Au moment où fuse l’insulte, le destinataire devient parfois rouge vif, ou bégaie, ou serre les poings… L’émotion monte vite, et l’envie de trouver une bonne répartie à la mesure de ce qui vient d’être dit fait battre le cœur ! Parfois c’est plutôt une immense déception ou une grande tristesse qui surgissent, voire un peu de dégoût… En effet, les violences verbales sexualisées (VVS) touchent particulièrement les éducateurs et autres accompagnants, car elles passent la sphère professionnelle et celle de la vie privée, pour aller toucher chacun dans son intimité. Elles peuvent également heurter de manière insupportable des valeurs, notamment sur les représentations de la femme (on parle alors de violence morale).

Cette agressivité reçue, il va bien falloir en faire quelque chose… Répondre du tac au tac sur le même mode, en dévalorisant l’autre, reviendrait à subir l’autre, à rentrer dans son jeu. Comme le dit Philippe Mérieu, il s’agit de « se mettre à leur portée, mais jamais à leur niveau, ce qui reviendrait à les mépriser ». A l’inverse, rester ouvert et accueillant si l’on est profondément touché ne permet pas de se respecter soi-même. Avant tout, il s’agit de prendre soin de soi, de reconnaître pour soi que l’on est touché, et de poser des limites à l’autre : « si tu me parles de cette manière, je ne peux pas continuer ce dialogue / cette activité avec toi ». Ainsi, une certaine agressivité (dans le sens premier : le contraire de la passivité) du destinataire est parfois nécessaire, pour que lui-même puisse trouver l’énergie d’arrêter le jeune dans ses débordements, avant que celui-ci n’aille chercher plus loin des limites.
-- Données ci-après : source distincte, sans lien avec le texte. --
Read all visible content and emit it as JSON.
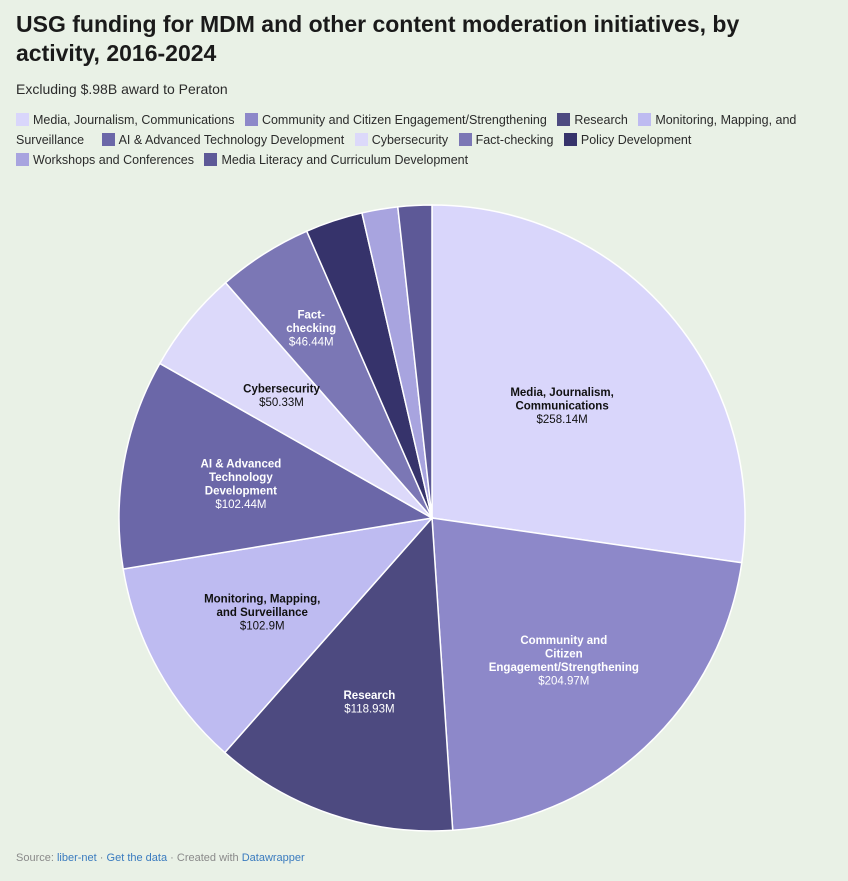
{
  "header": {
    "title": "USG funding for MDM and other content moderation initiatives, by activity, 2016-2024",
    "subtitle": "Excluding $.98B award to Peraton"
  },
  "footer": {
    "source_prefix": "Source:",
    "source_link": "liber-net",
    "sep1": "·",
    "get_data": "Get the data",
    "sep2": "·",
    "created_with": "Created with",
    "tool": "Datawrapper"
  },
  "chart_data": {
    "type": "pie",
    "title": "USG funding for MDM and other content moderation initiatives, by activity, 2016-2024",
    "subtitle": "Excluding $.98B award to Peraton",
    "unit": "$M",
    "legend_position": "top",
    "slices": [
      {
        "label": "Media, Journalism, Communications",
        "value": 258.14,
        "value_label": "$258.14M",
        "color": "#d9d6fb",
        "text_color": "#111111"
      },
      {
        "label": "Community and Citizen Engagement/Strengthening",
        "value": 204.97,
        "value_label": "$204.97M",
        "color": "#8d88c9",
        "text_color": "#ffffff"
      },
      {
        "label": "Research",
        "value": 118.93,
        "value_label": "$118.93M",
        "color": "#4d4a80",
        "text_color": "#ffffff"
      },
      {
        "label": "Monitoring, Mapping, and Surveillance",
        "value": 102.9,
        "value_label": "$102.9M",
        "color": "#bebbf1",
        "text_color": "#111111"
      },
      {
        "label": "AI & Advanced Technology Development",
        "value": 102.44,
        "value_label": "$102.44M",
        "color": "#6b67a8",
        "text_color": "#ffffff"
      },
      {
        "label": "Cybersecurity",
        "value": 50.33,
        "value_label": "$50.33M",
        "color": "#dcd9fa",
        "text_color": "#111111"
      },
      {
        "label": "Fact-checking",
        "value": 46.44,
        "value_label": "$46.44M",
        "color": "#7b77b5",
        "text_color": "#ffffff"
      },
      {
        "label": "Policy Development",
        "value": 28.0,
        "value_label": "",
        "color": "#36336b",
        "text_color": "#ffffff"
      },
      {
        "label": "Workshops and Conferences",
        "value": 17.5,
        "value_label": "",
        "color": "#a8a4df",
        "text_color": "#111111"
      },
      {
        "label": "Media Literacy and Curriculum Development",
        "value": 16.5,
        "value_label": "",
        "color": "#5d5997",
        "text_color": "#ffffff"
      }
    ],
    "slice_label_lines": [
      [
        "Media, Journalism,",
        "Communications"
      ],
      [
        "Community and",
        "Citizen",
        "Engagement/Strengthening"
      ],
      [
        "Research"
      ],
      [
        "Monitoring, Mapping,",
        "and Surveillance"
      ],
      [
        "AI & Advanced",
        "Technology",
        "Development"
      ],
      [
        "Cybersecurity"
      ],
      [
        "Fact-",
        "checking"
      ],
      [],
      [],
      []
    ]
  }
}
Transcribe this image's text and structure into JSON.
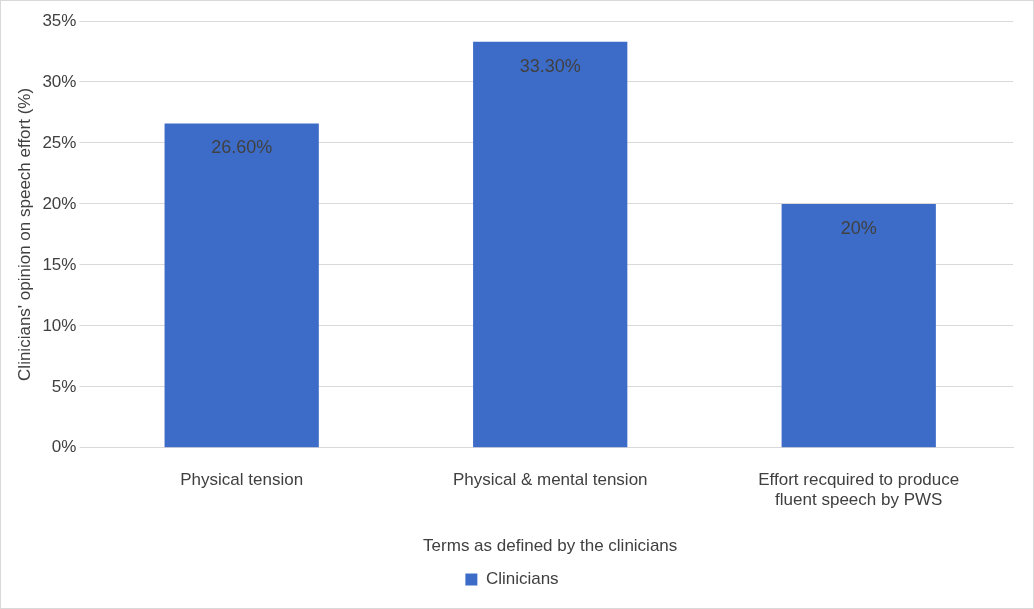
{
  "chart_data": {
    "type": "bar",
    "xlabel": "Terms as defined by the clinicians",
    "ylabel": "Clinicians' opinion on speech effort (%)",
    "categories": [
      "Physical tension",
      "Physical & mental tension",
      "Effort recquired to produce fluent speech by PWS"
    ],
    "series": [
      {
        "name": "Clinicians",
        "color": "#3d6cc8",
        "values": [
          26.6,
          33.3,
          20
        ],
        "value_labels": [
          "26.60%",
          "33.30%",
          "20%"
        ]
      }
    ],
    "ylim": [
      0,
      35
    ],
    "yticks": [
      {
        "value": 0,
        "label": "0%"
      },
      {
        "value": 5,
        "label": "5%"
      },
      {
        "value": 10,
        "label": "10%"
      },
      {
        "value": 15,
        "label": "15%"
      },
      {
        "value": 20,
        "label": "20%"
      },
      {
        "value": 25,
        "label": "25%"
      },
      {
        "value": 30,
        "label": "30%"
      },
      {
        "value": 35,
        "label": "35%"
      }
    ],
    "grid": "y",
    "legend": "bottom"
  }
}
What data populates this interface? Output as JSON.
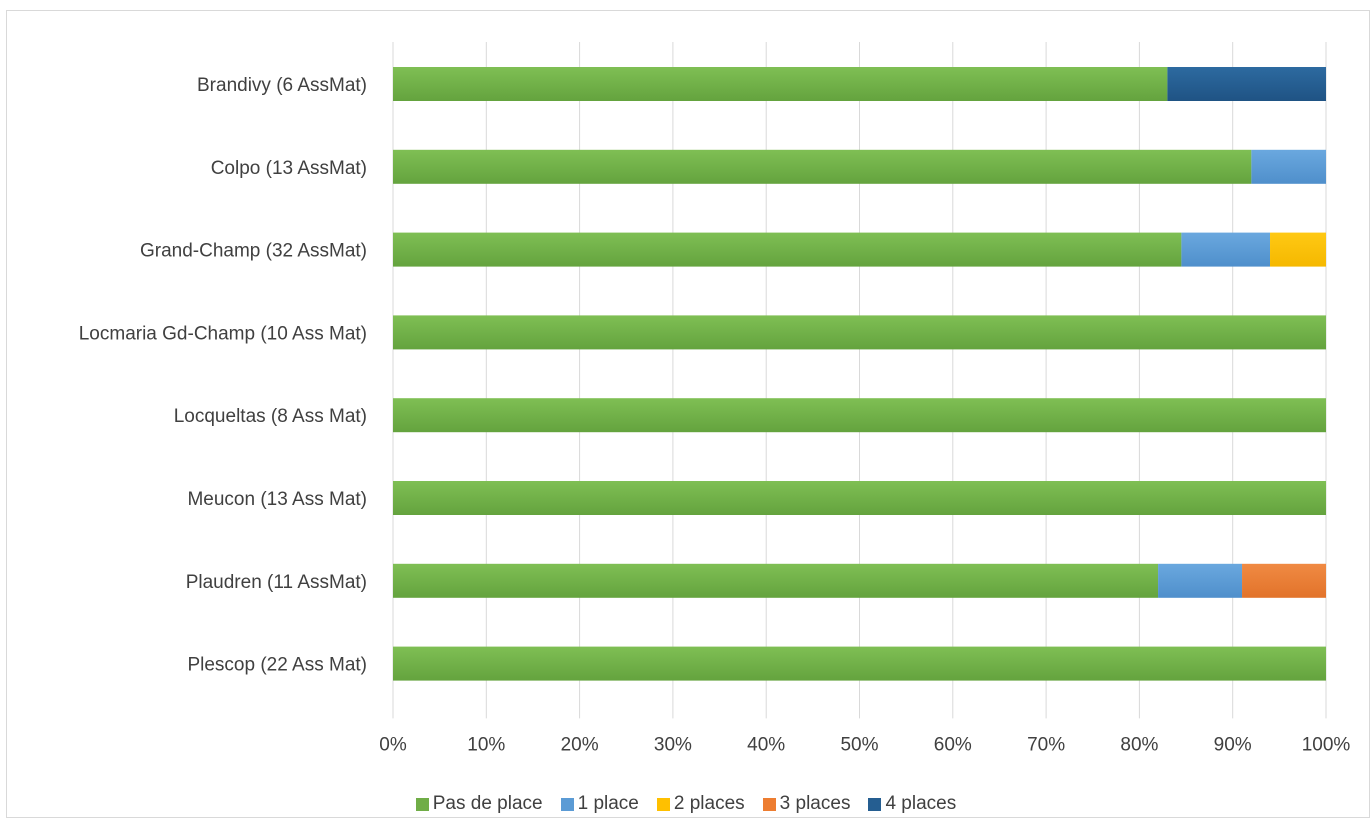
{
  "chart_data": {
    "type": "bar",
    "orientation": "horizontal",
    "stacked": "percent",
    "title": "",
    "xlabel": "",
    "ylabel": "",
    "xlim": [
      0,
      100
    ],
    "x_ticks": [
      "0%",
      "10%",
      "20%",
      "30%",
      "40%",
      "50%",
      "60%",
      "70%",
      "80%",
      "90%",
      "100%"
    ],
    "grid": true,
    "legend_position": "bottom",
    "categories": [
      "Brandivy (6 AssMat)",
      "Colpo (13 AssMat)",
      "Grand-Champ (32 AssMat)",
      "Locmaria Gd-Champ (10 Ass Mat)",
      "Locqueltas (8 Ass Mat)",
      "Meucon (13 Ass Mat)",
      "Plaudren (11 AssMat)",
      "Plescop (22 Ass Mat)"
    ],
    "series": [
      {
        "name": "Pas de place",
        "color": "#70ad47",
        "values": [
          83,
          92,
          84.5,
          100,
          100,
          100,
          82,
          100
        ]
      },
      {
        "name": "1 place",
        "color": "#5b9bd5",
        "values": [
          0,
          8,
          9.5,
          0,
          0,
          0,
          9,
          0
        ]
      },
      {
        "name": "2 places",
        "color": "#ffc000",
        "values": [
          0,
          0,
          6,
          0,
          0,
          0,
          0,
          0
        ]
      },
      {
        "name": "3 places",
        "color": "#ed7d31",
        "values": [
          0,
          0,
          0,
          0,
          0,
          0,
          9,
          0
        ]
      },
      {
        "name": "4 places",
        "color": "#255e91",
        "values": [
          17,
          0,
          0,
          0,
          0,
          0,
          0,
          0
        ]
      }
    ]
  }
}
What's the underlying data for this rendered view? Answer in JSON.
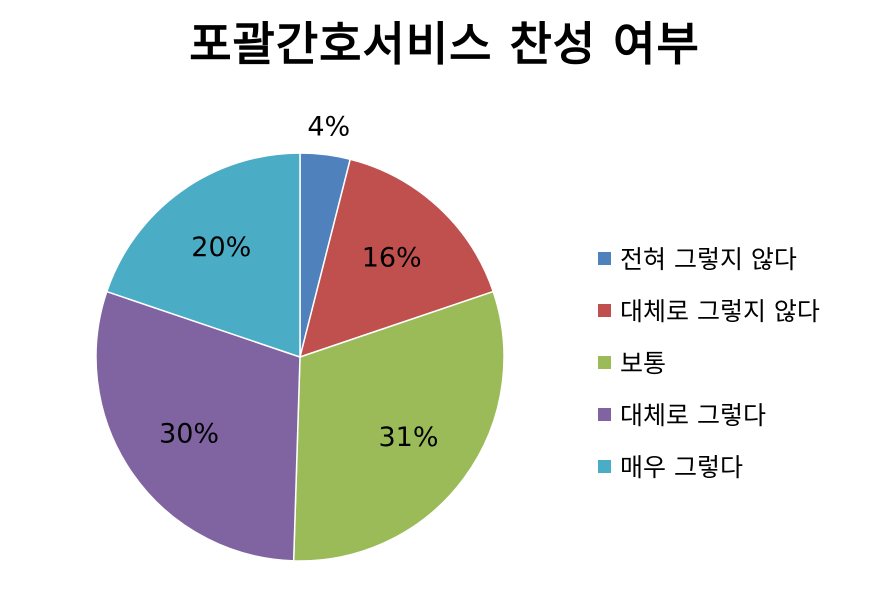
{
  "chart_data": {
    "type": "pie",
    "title": "포괄간호서비스 찬성 여부",
    "legend_position": "right",
    "categories": [
      "전혀 그렇지 않다",
      "대체로 그렇지 않다",
      "보통",
      "대체로 그렇다",
      "매우 그렇다"
    ],
    "values": [
      4,
      16,
      31,
      30,
      20
    ],
    "data_labels": [
      "4%",
      "16%",
      "31%",
      "30%",
      "20%"
    ],
    "colors": [
      "#4F81BD",
      "#C0504D",
      "#9BBB59",
      "#8064A2",
      "#4BACC6"
    ]
  }
}
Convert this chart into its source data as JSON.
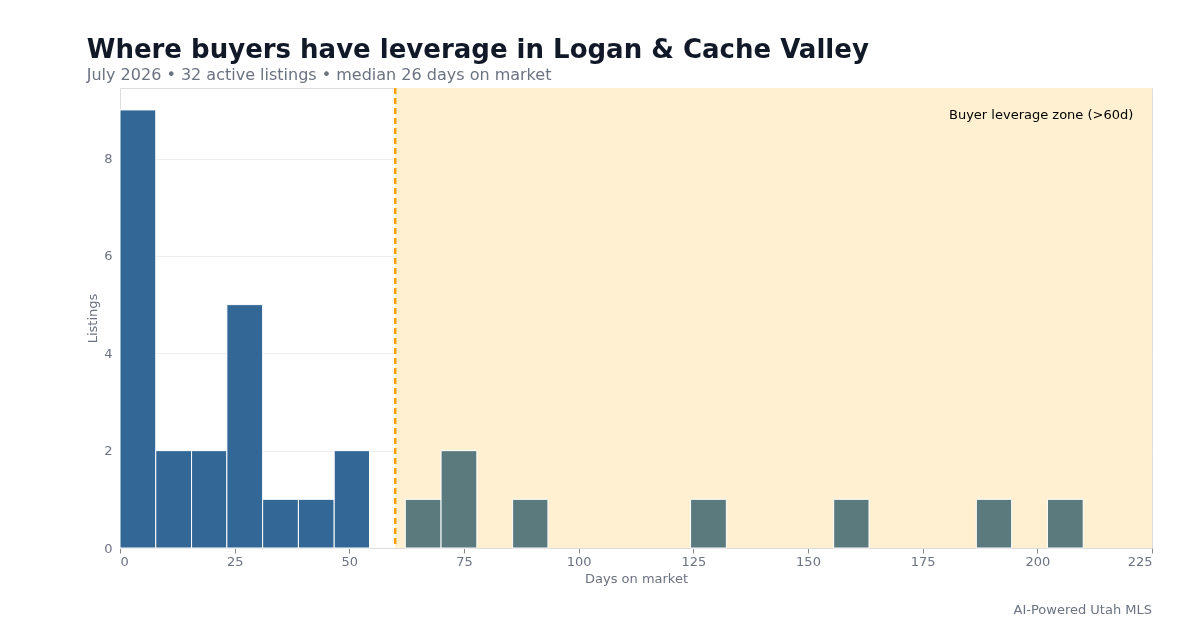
{
  "chart_data": {
    "type": "histogram",
    "title": "Where buyers have leverage in Logan & Cache Valley",
    "subtitle": "July 2026 • 32 active listings • median 26 days on market",
    "xlabel": "Days on market",
    "ylabel": "Listings",
    "bins": [
      0,
      7.8,
      15.6,
      23.3,
      31.1,
      38.9,
      46.7,
      54.4,
      62.2,
      70,
      77.8,
      85.6,
      93.3,
      101.1,
      108.9,
      116.7,
      124.4,
      132.2,
      140,
      147.8,
      155.6,
      163.3,
      171.1,
      178.9,
      186.7,
      194.4,
      202.2,
      210
    ],
    "values": [
      9,
      2,
      2,
      5,
      1,
      1,
      2,
      0,
      1,
      2,
      0,
      1,
      0,
      0,
      0,
      0,
      1,
      0,
      0,
      0,
      1,
      0,
      0,
      0,
      1,
      0,
      1
    ],
    "colors": [
      "#336896",
      "#336896",
      "#336896",
      "#336896",
      "#336896",
      "#336896",
      "#336896",
      "#336896",
      "#5b7a7e",
      "#5b7a7e",
      "#5b7a7e",
      "#5b7a7e",
      "#5b7a7e",
      "#5b7a7e",
      "#5b7a7e",
      "#5b7a7e",
      "#5b7a7e",
      "#5b7a7e",
      "#5b7a7e",
      "#5b7a7e",
      "#5b7a7e",
      "#5b7a7e",
      "#5b7a7e",
      "#5b7a7e",
      "#5b7a7e",
      "#5b7a7e",
      "#5b7a7e"
    ],
    "xlim": [
      0,
      225
    ],
    "xticks": [
      0,
      25,
      50,
      75,
      100,
      125,
      150,
      175,
      200,
      225
    ],
    "ylim": [
      0,
      9.45
    ],
    "yticks": [
      0,
      2,
      4,
      6,
      8
    ],
    "ref_lines": [
      {
        "axis": "x",
        "value": 60,
        "color": "#ff9f00",
        "line_style": "dashed"
      }
    ],
    "bands": [
      {
        "axis": "x",
        "from": 60,
        "to": 225,
        "label": "Buyer leverage zone (>60d)",
        "color": "#fef0d0"
      }
    ],
    "legend": "top right",
    "grid": "y",
    "annotations": [
      "AI-Powered Utah MLS"
    ]
  }
}
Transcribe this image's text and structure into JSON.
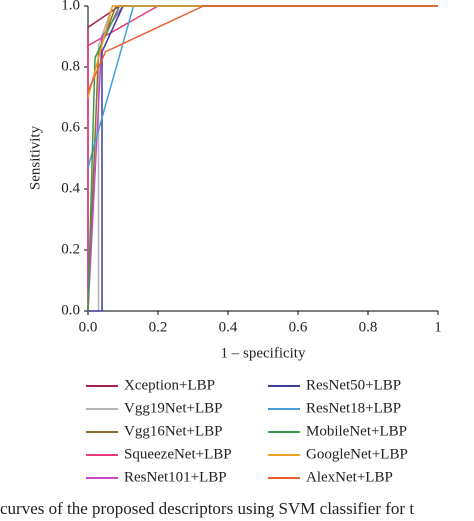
{
  "chart_data": {
    "type": "line",
    "x_label": "1 – specificity",
    "y_label": "Sensitivity",
    "caption": "curves of the proposed descriptors using SVM classifier for t",
    "xlim": [
      0,
      1
    ],
    "ylim": [
      0,
      1
    ],
    "xticks": [
      {
        "value": 0,
        "label": "0.0"
      },
      {
        "value": 0.2,
        "label": "0.2"
      },
      {
        "value": 0.4,
        "label": "0.4"
      },
      {
        "value": 0.6,
        "label": "0.6"
      },
      {
        "value": 0.8,
        "label": "0.8"
      },
      1
    ],
    "yticks": [
      {
        "value": 0,
        "label": "0.0"
      },
      {
        "value": 0.2,
        "label": "0.2"
      },
      {
        "value": 0.4,
        "label": "0.4"
      },
      {
        "value": 0.6,
        "label": "0.6"
      },
      {
        "value": 0.8,
        "label": "0.8"
      },
      {
        "value": 1,
        "label": "1.0"
      }
    ],
    "series": [
      {
        "name": "Xception+LBP",
        "color": "#a3234f",
        "x": [
          0,
          0,
          0.09,
          1
        ],
        "values": [
          0,
          0.93,
          1,
          1
        ]
      },
      {
        "name": "Vgg19Net+LBP",
        "color": "#b3b3b3",
        "x": [
          0,
          0.03,
          0.03,
          0.07,
          1
        ],
        "values": [
          0,
          0,
          0.87,
          1,
          1
        ]
      },
      {
        "name": "Vgg16Net+LBP",
        "color": "#8b6f2a",
        "x": [
          0,
          0.03,
          0.08,
          1
        ],
        "values": [
          0,
          0.85,
          1,
          1
        ]
      },
      {
        "name": "SqueezeNet+LBP",
        "color": "#e8377a",
        "x": [
          0,
          0,
          0.2,
          1
        ],
        "values": [
          0,
          0.87,
          1,
          1
        ]
      },
      {
        "name": "ResNet101+LBP",
        "color": "#c848c8",
        "x": [
          0,
          0.04,
          0.1,
          1
        ],
        "values": [
          0,
          0.9,
          1,
          1
        ]
      },
      {
        "name": "ResNet50+LBP",
        "color": "#3d3d9c",
        "x": [
          0,
          0.04,
          0.04,
          0.1,
          1
        ],
        "values": [
          0,
          0,
          0.85,
          1,
          1
        ]
      },
      {
        "name": "ResNet18+LBP",
        "color": "#3fa0d6",
        "x": [
          0,
          0.13,
          1
        ],
        "values": [
          0.47,
          1,
          1
        ]
      },
      {
        "name": "MobileNet+LBP",
        "color": "#3a9a4a",
        "x": [
          0,
          0.02,
          0.09,
          1
        ],
        "values": [
          0,
          0.83,
          1,
          1
        ]
      },
      {
        "name": "GoogleNet+LBP",
        "color": "#f0a020",
        "x": [
          0,
          0.03,
          0.07,
          1
        ],
        "values": [
          0.7,
          0.83,
          1,
          1
        ]
      },
      {
        "name": "AlexNet+LBP",
        "color": "#e86030",
        "x": [
          0,
          0.05,
          0.33,
          1
        ],
        "values": [
          0.72,
          0.85,
          1,
          1
        ]
      }
    ]
  }
}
L’enjeu dans la situation est de ne pas faire monter la mayonnaise, de trouver une issue honorable pour chacun à cette situation d’affrontement, bref d’apaiser les protagonistes.

Quand les limites sont posées et l’émotion relativement maîtrisée alors l’écoute et l’accueil sont à nouveau possibles, après si besoin une sanction.

Réagir, un peu plus tard

Quand les émotions se sont apaisées, les protagonistes de l’histoire doivent être entendus :
-    du point de vue du jeune, quelle était son intention ? S’agit-il d’une transgression volontaire du cadre, ou d’une non-maîtrise de soi ?
-    du point de vue du destinataire : quelle est sa perception ? Se sent-il blessé ?
-    du point du vue du garant du cadre : y a-t-il transgression d’une règle ?
Que se passe-t-il si l’on n’agit pas ? Inconsciemment ou consciemment, le destinataire voudra obtenir réparation, et risque de se faire réparation lui-même, ou alors son estime de soi en pâtira. L’auteur n’a pas eu de limite mise, et recommencera. Quant à la règle (pas d’insultes, ou pas de violence, ou respect réciproque), elle n’existe plus pour l’auteur comme pour le reste du groupe tant que sa transgression n’est pas sanctionnée. Parfois, mettre des limites passe en effet par la sanction.

Regardons ce qui se passe à différents points de vue…

Du point de vue de l’auteur des VVS

La première question est de comprendre l’intention de l’auteur des VVS : est-ce une provocation ? A-t-il voulu tester des limites ? Un juron lui a-t-il échappé ? Parfois l’intention n’est pas de faire violence, mais de sortir d’une situation vécue comme intenable : le jeune s’est-il auparavant senti humilié ? Exprime-t-il une colère vis-à-vis de l’institution ? C’est bien entendu un moyen peu efficace, mais peut-être est-ce le seul à sa portée à ce moment-là.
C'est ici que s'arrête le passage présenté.